Per Axelsson, a researcher at the Centre for Sami Research at Umeå University, will compare the experiences of indigenous people in Australia, New Zealand and Sweden, from 1850 to 2000. While Sami people in northern Sweden once suffered greatly as outsiders, with poor health, high mortality rates and forced migration, they now enjoy similar levels of health as non-Sami people in Sweden. Meanwhile, the Aboriginals of Australia and the Maori of New Zealand still have not made the transition to the high levels of well-being that non-indigenous people in these countries enjoy
As a Wallenberg Academy Fellow, Axelsson plans to trace the historical development of indigenous health by bringing together missionaries' records, government reports and new databases on population, births and deaths.

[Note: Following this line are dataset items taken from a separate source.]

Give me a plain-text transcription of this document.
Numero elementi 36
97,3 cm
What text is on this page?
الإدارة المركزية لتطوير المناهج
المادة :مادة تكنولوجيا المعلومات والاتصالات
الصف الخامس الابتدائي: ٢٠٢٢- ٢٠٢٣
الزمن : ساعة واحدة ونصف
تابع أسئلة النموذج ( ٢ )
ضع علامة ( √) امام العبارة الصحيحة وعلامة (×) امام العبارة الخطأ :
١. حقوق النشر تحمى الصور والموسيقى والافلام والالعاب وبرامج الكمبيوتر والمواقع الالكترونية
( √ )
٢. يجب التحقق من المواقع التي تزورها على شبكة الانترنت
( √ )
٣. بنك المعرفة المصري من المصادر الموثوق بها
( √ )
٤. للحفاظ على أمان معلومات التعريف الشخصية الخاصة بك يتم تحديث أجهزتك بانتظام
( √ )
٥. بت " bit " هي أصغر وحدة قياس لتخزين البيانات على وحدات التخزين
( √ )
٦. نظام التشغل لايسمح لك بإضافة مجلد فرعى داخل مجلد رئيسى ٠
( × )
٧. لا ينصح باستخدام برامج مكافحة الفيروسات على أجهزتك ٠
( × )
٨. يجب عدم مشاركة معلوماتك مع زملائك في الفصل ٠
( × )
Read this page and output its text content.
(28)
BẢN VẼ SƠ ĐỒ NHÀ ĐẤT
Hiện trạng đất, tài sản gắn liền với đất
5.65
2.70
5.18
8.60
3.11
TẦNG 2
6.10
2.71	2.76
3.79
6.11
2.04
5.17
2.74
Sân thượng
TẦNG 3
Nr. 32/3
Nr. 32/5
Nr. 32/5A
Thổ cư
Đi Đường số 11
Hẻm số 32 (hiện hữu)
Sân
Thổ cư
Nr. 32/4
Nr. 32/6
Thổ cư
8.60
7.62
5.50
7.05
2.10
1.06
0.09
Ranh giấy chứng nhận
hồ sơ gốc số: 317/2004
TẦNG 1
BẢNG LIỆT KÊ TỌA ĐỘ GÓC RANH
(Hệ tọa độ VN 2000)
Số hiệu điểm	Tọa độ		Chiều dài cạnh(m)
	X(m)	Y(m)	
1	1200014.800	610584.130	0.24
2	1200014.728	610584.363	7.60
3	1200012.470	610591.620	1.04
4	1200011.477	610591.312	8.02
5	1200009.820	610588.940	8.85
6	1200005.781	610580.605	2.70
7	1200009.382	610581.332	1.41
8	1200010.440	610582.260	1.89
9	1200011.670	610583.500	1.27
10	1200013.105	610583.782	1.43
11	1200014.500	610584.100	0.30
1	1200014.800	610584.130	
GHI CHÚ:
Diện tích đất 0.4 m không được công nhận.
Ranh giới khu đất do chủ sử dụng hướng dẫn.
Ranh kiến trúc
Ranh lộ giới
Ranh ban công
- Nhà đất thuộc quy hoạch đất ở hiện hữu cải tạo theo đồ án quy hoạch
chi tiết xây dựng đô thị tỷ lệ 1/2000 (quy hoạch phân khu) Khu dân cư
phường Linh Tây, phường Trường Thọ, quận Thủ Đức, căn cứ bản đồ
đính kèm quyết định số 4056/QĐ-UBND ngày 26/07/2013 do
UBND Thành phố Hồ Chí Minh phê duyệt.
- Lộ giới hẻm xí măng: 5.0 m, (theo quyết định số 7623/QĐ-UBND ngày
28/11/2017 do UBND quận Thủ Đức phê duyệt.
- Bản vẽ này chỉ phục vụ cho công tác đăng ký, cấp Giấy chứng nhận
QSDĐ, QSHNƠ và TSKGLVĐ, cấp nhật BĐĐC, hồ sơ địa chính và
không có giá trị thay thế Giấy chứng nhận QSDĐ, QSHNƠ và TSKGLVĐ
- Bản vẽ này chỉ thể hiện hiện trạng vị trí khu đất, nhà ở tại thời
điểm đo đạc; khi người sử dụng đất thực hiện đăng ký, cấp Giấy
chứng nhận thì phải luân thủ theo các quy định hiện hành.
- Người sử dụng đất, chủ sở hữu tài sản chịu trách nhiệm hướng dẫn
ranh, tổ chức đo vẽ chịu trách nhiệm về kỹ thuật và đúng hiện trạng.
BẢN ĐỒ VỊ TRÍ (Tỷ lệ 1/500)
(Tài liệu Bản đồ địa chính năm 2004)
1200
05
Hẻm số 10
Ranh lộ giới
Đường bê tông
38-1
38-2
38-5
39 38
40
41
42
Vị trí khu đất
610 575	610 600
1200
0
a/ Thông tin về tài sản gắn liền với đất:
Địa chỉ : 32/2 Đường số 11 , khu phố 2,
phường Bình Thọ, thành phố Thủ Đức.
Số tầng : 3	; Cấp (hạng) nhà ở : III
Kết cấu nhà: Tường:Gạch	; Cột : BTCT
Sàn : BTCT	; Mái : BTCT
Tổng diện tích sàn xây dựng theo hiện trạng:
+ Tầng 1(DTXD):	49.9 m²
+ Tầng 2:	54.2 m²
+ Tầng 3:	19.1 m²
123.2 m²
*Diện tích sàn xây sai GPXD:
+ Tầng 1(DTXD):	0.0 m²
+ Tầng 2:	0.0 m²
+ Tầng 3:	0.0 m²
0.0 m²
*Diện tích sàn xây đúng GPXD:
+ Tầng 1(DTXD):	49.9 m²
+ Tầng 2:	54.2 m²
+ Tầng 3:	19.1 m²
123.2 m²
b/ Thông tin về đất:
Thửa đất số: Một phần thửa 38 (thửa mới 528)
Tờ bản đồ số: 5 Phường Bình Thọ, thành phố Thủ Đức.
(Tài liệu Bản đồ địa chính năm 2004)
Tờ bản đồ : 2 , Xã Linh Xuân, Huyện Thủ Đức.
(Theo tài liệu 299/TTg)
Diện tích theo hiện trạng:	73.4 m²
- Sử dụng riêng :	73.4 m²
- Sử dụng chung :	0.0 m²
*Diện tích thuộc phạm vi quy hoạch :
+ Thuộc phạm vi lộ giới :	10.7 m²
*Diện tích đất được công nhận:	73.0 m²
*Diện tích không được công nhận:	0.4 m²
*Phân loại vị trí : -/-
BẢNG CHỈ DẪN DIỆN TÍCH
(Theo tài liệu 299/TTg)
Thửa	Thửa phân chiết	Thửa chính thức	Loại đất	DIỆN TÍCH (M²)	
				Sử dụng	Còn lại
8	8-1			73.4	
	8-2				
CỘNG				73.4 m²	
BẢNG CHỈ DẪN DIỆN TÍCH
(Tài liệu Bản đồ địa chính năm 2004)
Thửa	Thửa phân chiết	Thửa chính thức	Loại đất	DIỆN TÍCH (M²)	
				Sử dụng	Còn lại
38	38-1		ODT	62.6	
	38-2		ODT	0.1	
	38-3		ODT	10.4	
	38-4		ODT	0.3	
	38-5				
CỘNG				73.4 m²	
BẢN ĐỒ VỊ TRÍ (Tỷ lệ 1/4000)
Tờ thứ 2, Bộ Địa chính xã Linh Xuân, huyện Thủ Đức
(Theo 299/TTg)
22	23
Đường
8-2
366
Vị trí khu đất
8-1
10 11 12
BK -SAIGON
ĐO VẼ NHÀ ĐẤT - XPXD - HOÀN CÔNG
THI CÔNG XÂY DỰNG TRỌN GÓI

Together with researchers at University of Melbourne, Australia and University of Waikato, New Zealand, he will investigate concrete questions, such as which have been the dominating causes of death, when did political mobilization occur among indigenous people, when were vaccines were introduced and when did Sami health equate with that of the Swedish majority population. The results of the research team will bring a new understanding to the international debates on the linkages between colonization, indigeneity and health and wellbeing and contribute substantive knowledge about the particular ways in which these relations played out in three distinct sites.